Significant financial injections for economic recovery in the US, China and the EU significantly increased demand from the construction sector in May, which contributed to the formation of an upward trend in the billet and finished steel markets in most regions. The skyrocketing price increases in the first quarter of May were supported by higher domestic and export quotations in China following the abolition of VAT refunds on exports.
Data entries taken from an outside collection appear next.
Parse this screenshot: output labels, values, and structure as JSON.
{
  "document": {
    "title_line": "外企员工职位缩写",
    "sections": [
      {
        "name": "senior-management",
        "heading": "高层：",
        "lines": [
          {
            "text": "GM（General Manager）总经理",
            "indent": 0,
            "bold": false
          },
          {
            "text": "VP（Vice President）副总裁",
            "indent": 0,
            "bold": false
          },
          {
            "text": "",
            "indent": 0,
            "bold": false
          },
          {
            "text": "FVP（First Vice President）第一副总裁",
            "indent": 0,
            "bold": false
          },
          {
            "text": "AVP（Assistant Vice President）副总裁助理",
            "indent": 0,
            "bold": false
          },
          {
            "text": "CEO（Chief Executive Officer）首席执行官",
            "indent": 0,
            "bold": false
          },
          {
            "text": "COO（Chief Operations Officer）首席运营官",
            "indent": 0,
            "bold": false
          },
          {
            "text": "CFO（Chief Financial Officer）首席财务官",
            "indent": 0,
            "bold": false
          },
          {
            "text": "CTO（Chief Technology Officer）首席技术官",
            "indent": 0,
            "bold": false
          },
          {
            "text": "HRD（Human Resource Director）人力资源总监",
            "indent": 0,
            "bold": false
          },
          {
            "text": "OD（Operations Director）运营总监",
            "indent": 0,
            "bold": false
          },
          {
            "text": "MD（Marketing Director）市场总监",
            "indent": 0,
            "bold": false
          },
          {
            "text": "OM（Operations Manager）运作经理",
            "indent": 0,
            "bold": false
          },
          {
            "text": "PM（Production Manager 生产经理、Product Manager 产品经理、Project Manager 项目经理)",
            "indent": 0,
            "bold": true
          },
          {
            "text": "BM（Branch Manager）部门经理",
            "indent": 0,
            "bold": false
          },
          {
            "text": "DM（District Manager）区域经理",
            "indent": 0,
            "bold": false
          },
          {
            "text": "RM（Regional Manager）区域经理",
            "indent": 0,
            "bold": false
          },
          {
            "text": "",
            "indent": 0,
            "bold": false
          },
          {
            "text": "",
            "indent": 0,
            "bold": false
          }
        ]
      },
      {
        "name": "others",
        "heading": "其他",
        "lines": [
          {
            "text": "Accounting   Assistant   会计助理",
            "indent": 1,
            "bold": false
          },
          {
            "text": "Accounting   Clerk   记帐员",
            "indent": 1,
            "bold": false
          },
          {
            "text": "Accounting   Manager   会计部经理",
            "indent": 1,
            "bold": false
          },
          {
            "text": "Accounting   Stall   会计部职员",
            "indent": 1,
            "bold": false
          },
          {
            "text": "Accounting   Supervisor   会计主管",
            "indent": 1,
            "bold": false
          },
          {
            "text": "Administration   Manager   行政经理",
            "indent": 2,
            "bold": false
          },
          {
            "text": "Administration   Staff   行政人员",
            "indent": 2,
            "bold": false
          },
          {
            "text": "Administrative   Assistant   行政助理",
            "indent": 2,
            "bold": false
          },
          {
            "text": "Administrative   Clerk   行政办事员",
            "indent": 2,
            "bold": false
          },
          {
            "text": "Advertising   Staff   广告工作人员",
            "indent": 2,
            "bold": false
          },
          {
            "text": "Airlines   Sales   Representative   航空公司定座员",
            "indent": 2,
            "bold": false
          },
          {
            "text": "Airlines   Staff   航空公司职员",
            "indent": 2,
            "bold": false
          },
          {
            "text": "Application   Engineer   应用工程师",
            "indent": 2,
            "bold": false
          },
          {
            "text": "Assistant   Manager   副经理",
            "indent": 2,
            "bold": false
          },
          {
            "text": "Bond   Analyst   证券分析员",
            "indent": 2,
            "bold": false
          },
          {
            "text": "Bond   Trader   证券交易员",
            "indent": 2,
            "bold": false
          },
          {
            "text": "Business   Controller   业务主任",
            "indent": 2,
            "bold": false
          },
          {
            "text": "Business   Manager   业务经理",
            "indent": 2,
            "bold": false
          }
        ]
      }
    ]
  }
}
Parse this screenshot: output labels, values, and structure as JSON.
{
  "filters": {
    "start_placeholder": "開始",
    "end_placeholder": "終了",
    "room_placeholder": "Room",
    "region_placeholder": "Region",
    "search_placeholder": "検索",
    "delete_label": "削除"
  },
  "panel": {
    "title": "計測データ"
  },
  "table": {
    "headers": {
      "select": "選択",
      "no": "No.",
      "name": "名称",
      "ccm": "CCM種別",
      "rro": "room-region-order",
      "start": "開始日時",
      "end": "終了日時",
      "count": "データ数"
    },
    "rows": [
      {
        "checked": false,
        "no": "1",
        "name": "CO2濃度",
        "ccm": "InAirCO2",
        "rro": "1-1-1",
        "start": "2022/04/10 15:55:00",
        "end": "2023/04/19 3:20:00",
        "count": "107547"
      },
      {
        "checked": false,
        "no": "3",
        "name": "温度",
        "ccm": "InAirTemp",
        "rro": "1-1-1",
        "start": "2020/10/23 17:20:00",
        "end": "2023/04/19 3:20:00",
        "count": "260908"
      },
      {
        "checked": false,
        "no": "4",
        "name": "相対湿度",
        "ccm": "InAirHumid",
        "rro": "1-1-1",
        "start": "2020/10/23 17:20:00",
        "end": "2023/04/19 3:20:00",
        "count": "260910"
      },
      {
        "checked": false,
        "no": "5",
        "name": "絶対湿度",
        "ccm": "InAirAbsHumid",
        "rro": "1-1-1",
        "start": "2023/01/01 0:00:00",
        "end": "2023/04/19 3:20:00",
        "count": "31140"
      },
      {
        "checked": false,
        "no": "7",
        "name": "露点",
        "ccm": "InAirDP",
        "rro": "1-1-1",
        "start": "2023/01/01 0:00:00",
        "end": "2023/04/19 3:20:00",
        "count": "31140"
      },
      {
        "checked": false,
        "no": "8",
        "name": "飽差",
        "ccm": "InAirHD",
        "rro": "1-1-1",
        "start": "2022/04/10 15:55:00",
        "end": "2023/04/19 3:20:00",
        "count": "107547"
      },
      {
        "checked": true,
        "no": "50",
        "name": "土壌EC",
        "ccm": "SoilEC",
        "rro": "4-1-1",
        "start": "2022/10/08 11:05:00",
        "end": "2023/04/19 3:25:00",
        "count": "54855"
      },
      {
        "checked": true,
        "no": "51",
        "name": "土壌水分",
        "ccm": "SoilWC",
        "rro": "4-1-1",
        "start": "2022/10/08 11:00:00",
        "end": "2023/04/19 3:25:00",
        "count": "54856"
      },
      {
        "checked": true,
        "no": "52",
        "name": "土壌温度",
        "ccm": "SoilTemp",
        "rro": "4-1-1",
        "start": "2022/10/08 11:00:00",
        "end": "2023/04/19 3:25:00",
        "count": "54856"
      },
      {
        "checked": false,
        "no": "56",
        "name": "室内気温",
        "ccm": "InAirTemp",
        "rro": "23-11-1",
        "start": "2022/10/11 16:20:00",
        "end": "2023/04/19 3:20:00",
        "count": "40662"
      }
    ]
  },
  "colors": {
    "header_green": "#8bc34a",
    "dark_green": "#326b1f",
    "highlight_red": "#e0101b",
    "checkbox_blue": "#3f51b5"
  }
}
Under the influence of the positive trend in the first two weeks of May, regional billet and finished steel prices soared by $ 70-125. However, in the second half of May the situation worsened again, prices went down rapidly. The reason for the significant deterioration of the situation was the sharp drop in prices in China associated with the measures taken by the government to prevent speculation and curb price increases in order to avoid overheating the market. Starting from mid-May to early June, billet prices in the CIS, Turkey and MENA markets fell by $ 30-50, in China and Southeast Asia, quotations fell by $ 95-110. More positive dynamics persist in the rebar and wire rod markets, where prices continued to grow insignificantly, and only in the first week of June began to show signs of weakening.
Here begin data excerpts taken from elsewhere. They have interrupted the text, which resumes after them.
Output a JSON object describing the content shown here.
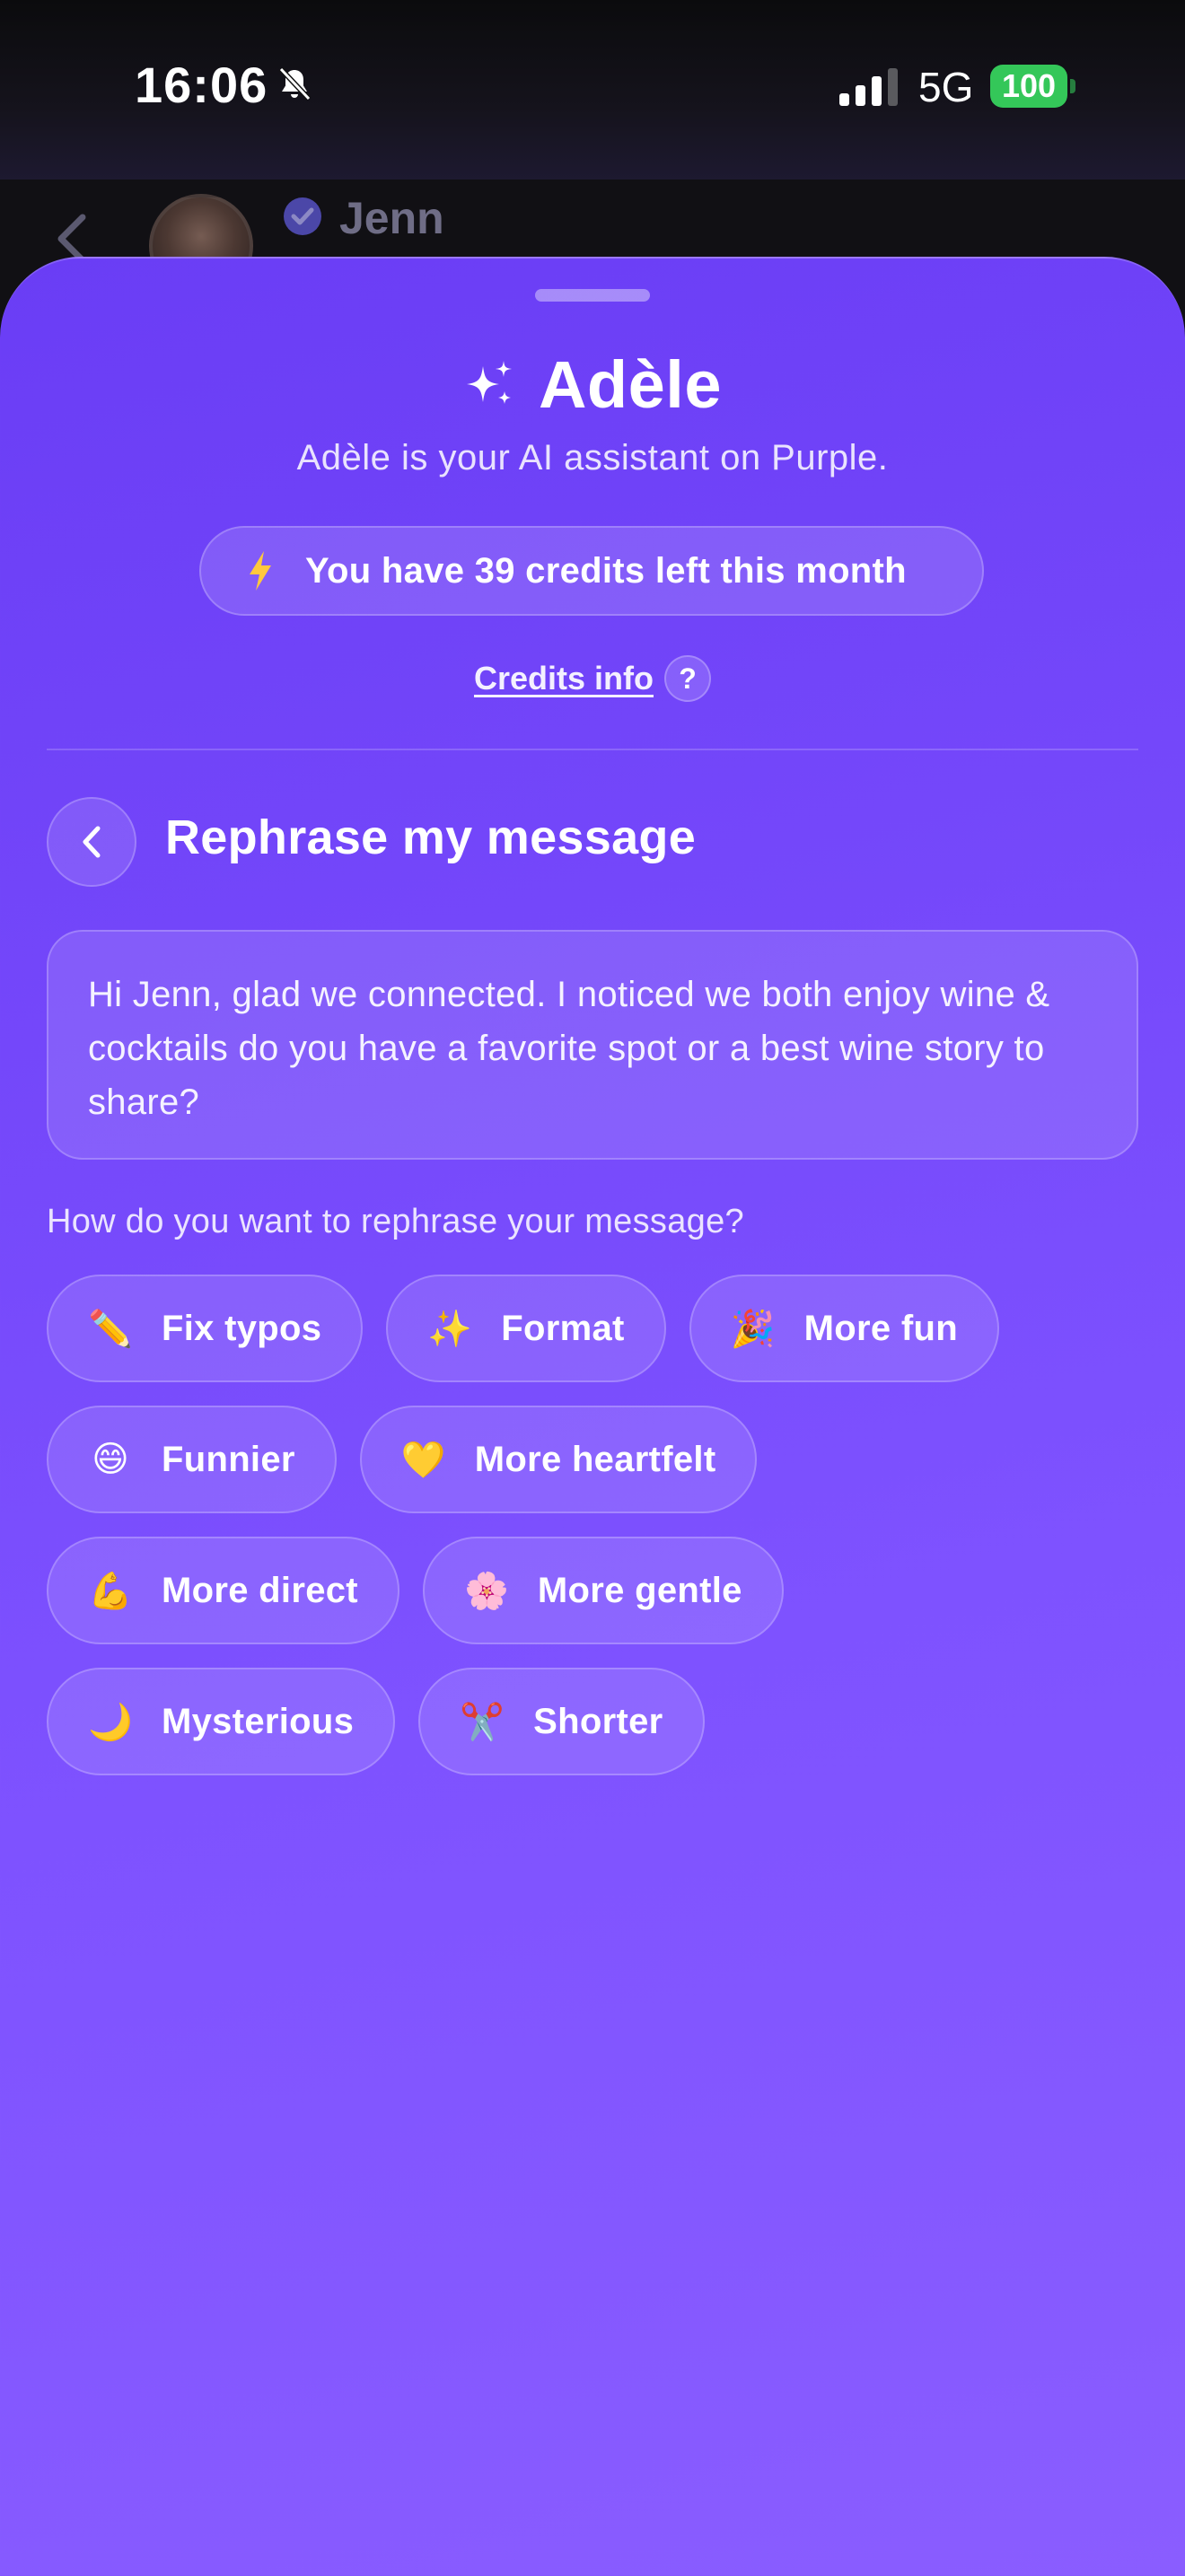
{
  "status_bar": {
    "time": "16:06",
    "network": "5G",
    "battery": "100"
  },
  "background_chat": {
    "name": "Jenn"
  },
  "sheet": {
    "title": "Adèle",
    "subtitle": "Adèle is your AI assistant on Purple.",
    "credits_text": "You have 39 credits left this month",
    "credits_info_link": "Credits info",
    "help_symbol": "?",
    "section_title": "Rephrase my message",
    "message_text": "Hi Jenn, glad we connected. I noticed we both enjoy wine & cocktails do you have a favorite spot or a best wine story to share?",
    "question": "How do you want to rephrase your message?",
    "options": [
      {
        "icon": "pencil-icon",
        "label": "Fix typos"
      },
      {
        "icon": "sparkles-icon",
        "label": "Format"
      },
      {
        "icon": "party-popper-icon",
        "label": "More fun"
      },
      {
        "icon": "grinning-face-icon",
        "label": "Funnier"
      },
      {
        "icon": "yellow-heart-icon",
        "label": "More heartfelt"
      },
      {
        "icon": "flexed-biceps-icon",
        "label": "More direct"
      },
      {
        "icon": "cherry-blossom-icon",
        "label": "More gentle"
      },
      {
        "icon": "crescent-moon-icon",
        "label": "Mysterious"
      },
      {
        "icon": "scissors-icon",
        "label": "Shorter"
      }
    ]
  },
  "colors": {
    "sheet_top": "#6a3df5",
    "sheet_bottom": "#8a5dff",
    "battery": "#34c759",
    "bolt": "#ffc83d"
  }
}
According to the analyst of Ukrpromvneshekspertiza Oleg Gnitetsky, some optimism for sellers is given by the resumption of growth in the domestic market of China, where the cost of billets in the first week of June increased by $ 43 to $ 782-804 /t exw from 13% VAT, quotations of rebar and wire rod rose by $ 36-38 to $ 814 /t and $ 870 /t exw with 13% VAT. At the same time, the downward trend persists in export directions and the offers of Chinese suppliers fell by $ 30 for billets and rebar and by $ 25 for wire rod during the week. In the current situation, buyers from Asia, the Middle East and North Africa are waiting for the stabilization of the situation and are in no hurry to conclude contracts. Most of the producers in the CIS, Turkey and the EU, having filled their order books for June and July, have taken a break and continue to maintain a high level of price proposals.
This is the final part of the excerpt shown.